DP go into scrubs, i was wheeled into theatre and Charlotte was born at 3.11am weighing 7lb 15oz. She came out, cried and they showed her to me. i said she is a boy as i was convinced she was!
The rest of the op is a blur, but they stiched me up and sent me back to labour room where DP and Charlotte were waiting. MW managed to get 1.7oz of colostrum out of my breast and then they let us all sleep for 2 hours - bliss!
Charlotte then had to go to neo natal as she needed 48 hrs of antibiotics to make sure she hadn;t got strp B. Upside was i was placed into transitional care so I had a mw and she had her own neo natal nurse.
I was in the shower by 3pm and catheter was out. Charlotte came back and I spent the next few hours crying. We spent the next 5 days in hospital - she got the all clear from strep b and we came home on Sunday 21st (I had to self-discharge as my bp was still a bit high but I just had to go home). it's now fine.
Thursday night was the worst - I had 90mins of sleep and she would not go to the breast and screamed and screamed. feeling awful, she is now formula fed with one feed per day of EBM. But she is happy and putting on weight, so i'm trying not to beat myself up.
DP is the best - i am so in love with him and he is a fab dad. i am gradually bonding with her and she is a very good sleeper due to ff. I look to the future with a bit of fear but mainly with great optimism. we spent today (Sunday 28th) curled up in bed with our arms around each other while she slept until 11am.
Ahhhh, congratulations! Charlotte was my favourite name if we'd had a girl.
Congrats again IOM!!!
thanks for posting the story.
i can't believe how long it seemed to go on for. but in the end, you had your baby girl in your arms, csection or not! so glad you are settling in divinely with her and the family!
Wow imoscarsmum what a story! You mussn't feel bad about making a decision that you thought was in the best interests of your DD. If you'd gone any further labour you could have ended up with an even more emergency CS that would have left all shattered.
Well done for managing to express a feed a day - that'll make a difference even if for a few weeks.
I hope that you're managing to get some rest and enjoy your little girl.
Charlotte's a beautiful name - it's my sister's name and I've always loved it.
Take care x
Thanks for sharing your story IOM.
Don't beat yourself up about the cesection. You made the best decision you could with the information you were given at the time.
Yes you must'nt beat yourself up on having a c-section as you had no choice but to give birth safely. i ended up with a emergency c-section with DD and for months i was beating myself up till i learnt to accepted it that there was nothing more i could do but to have the section. The recovery was brill and took me about 9 months to start feeling back to normal.

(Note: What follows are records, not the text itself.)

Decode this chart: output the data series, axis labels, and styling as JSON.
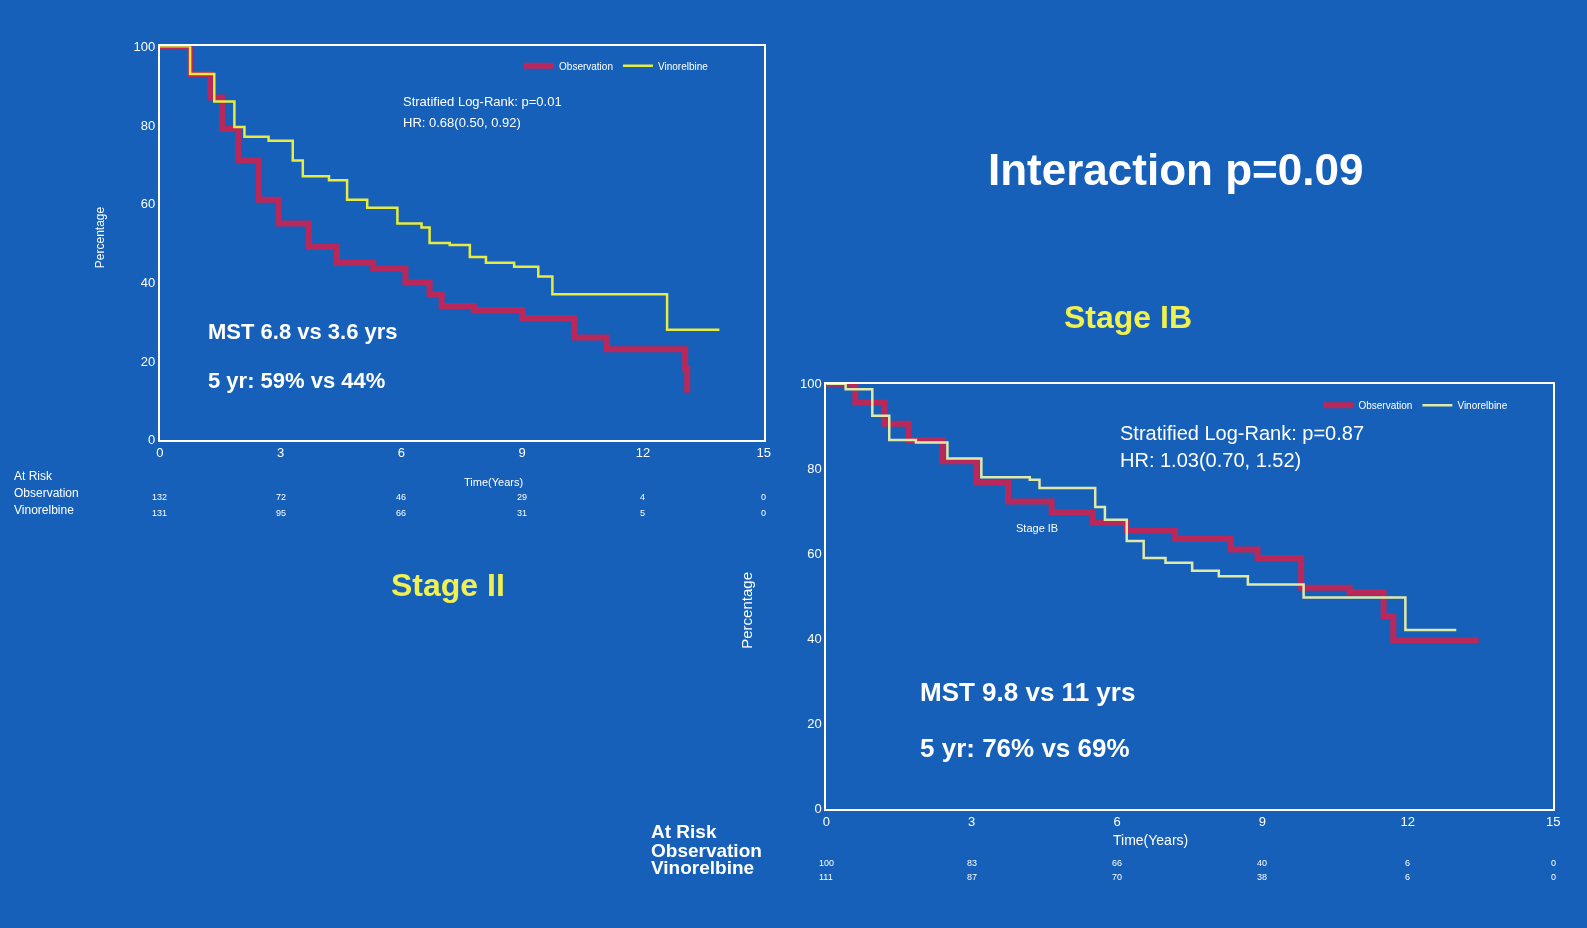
{
  "chart_data": [
    {
      "type": "step",
      "title": "Stage II",
      "xlabel": "Time(Years)",
      "ylabel": "Percentage",
      "xlim": [
        0,
        15
      ],
      "xticks": [
        0,
        3,
        6,
        9,
        12,
        15
      ],
      "ylim": [
        0,
        100
      ],
      "yticks": [
        0,
        20,
        40,
        60,
        80,
        100
      ],
      "legend": "top right",
      "grid": false,
      "series": [
        {
          "name": "Observation",
          "color": "#b8285a",
          "x": [
            0,
            0.75,
            1.25,
            1.55,
            1.95,
            2.45,
            2.95,
            3.7,
            4.4,
            5.3,
            6.1,
            6.7,
            7.0,
            7.8,
            9.0,
            10.3,
            11.1,
            13.0,
            13.05,
            13.1
          ],
          "values": [
            100,
            93,
            87,
            79,
            71,
            61,
            55,
            49,
            45,
            43.5,
            40,
            37,
            34,
            33,
            31,
            26,
            23,
            23,
            18,
            12
          ]
        },
        {
          "name": "Vinorelbine",
          "color": "#e8ec40",
          "x": [
            0,
            0.75,
            1.35,
            1.85,
            2.1,
            2.7,
            3.3,
            3.55,
            4.2,
            4.65,
            5.15,
            5.9,
            6.5,
            6.7,
            7.2,
            7.7,
            8.1,
            8.8,
            9.4,
            9.75,
            12.6,
            13.9
          ],
          "values": [
            100,
            93,
            86,
            79.5,
            77,
            76,
            71,
            67,
            66,
            61,
            59,
            55,
            54,
            50,
            49.5,
            46.5,
            45,
            44,
            41.5,
            37,
            28,
            28
          ]
        }
      ],
      "annotations": [
        "Stratified Log-Rank: p=0.01",
        "HR: 0.68(0.50, 0.92)",
        "MST 6.8 vs 3.6 yrs",
        "5 yr: 59% vs 44%",
        "At Risk",
        "Observation",
        "Vinorelbine",
        "132 72 46 29 4 0",
        "131 95 66 31 5 0"
      ]
    },
    {
      "type": "step",
      "title": "Stage IB",
      "xlabel": "Time(Years)",
      "ylabel": "Percentage",
      "xlim": [
        0,
        15
      ],
      "xticks": [
        0,
        3,
        6,
        9,
        12,
        15
      ],
      "ylim": [
        0,
        100
      ],
      "yticks": [
        0,
        20,
        40,
        60,
        80,
        100
      ],
      "legend": "top right",
      "grid": false,
      "series": [
        {
          "name": "Observation",
          "color": "#b8285a",
          "x": [
            0,
            0.6,
            1.2,
            1.7,
            2.4,
            3.1,
            3.75,
            4.65,
            5.5,
            6.2,
            7.2,
            8.35,
            8.9,
            9.8,
            10.8,
            11.5,
            11.7,
            13.4
          ],
          "values": [
            100,
            95.6,
            90.6,
            86.8,
            81.8,
            76.7,
            72.3,
            69.8,
            67.3,
            65.4,
            63.5,
            61,
            59,
            52,
            51,
            45.3,
            39.6,
            39
          ]
        },
        {
          "name": "Vinorelbine",
          "color": "#e0eaa8",
          "x": [
            0,
            0.4,
            0.95,
            1.3,
            1.85,
            2.5,
            3.2,
            4.2,
            4.4,
            5.55,
            5.75,
            6.2,
            6.55,
            7.0,
            7.55,
            8.1,
            8.7,
            9.85,
            11.95,
            13.0
          ],
          "values": [
            100,
            98.7,
            92.5,
            86.8,
            86.2,
            82.4,
            78,
            77.4,
            75.5,
            71,
            68,
            63,
            59,
            57.9,
            56,
            54.7,
            52.8,
            49.7,
            42.1,
            42.1
          ]
        }
      ],
      "annotations": [
        "Stratified Log-Rank: p=0.87",
        "HR: 1.03(0.70, 1.52)",
        "Stage IB",
        "MST 9.8 vs 11 yrs",
        "5 yr: 76% vs 69%",
        "At Risk",
        "Observation",
        "Vinorelbine",
        "100 83 66 40 6 0",
        "111 87 70 38 6 0",
        "Interaction p=0.09"
      ]
    }
  ]
}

You have got yourself a lovely daughter and a fab Dp too.
kagey I had a c-section about 3 weeks ago and I have a hard lump just above the middle bit of the wound. It has ben getting smaller and smaller over time and the mw says it is a lump of pooled blood that will gradually go away and is just due to the op (internal stiches). If you're worried, I'd pop to see your GP though.
Does anyone think their LO is growing too fast?? DD is only 3 weeks old but already it feels like the pregnancy was a life away (I find it hard to remember what the kicking felt like), my memories of labour are fading and someone mentioned looking into a newborns eyes - that makes me quite broody aready!! It's fab seeing DD progress but I wish she'd do it at a slower pace!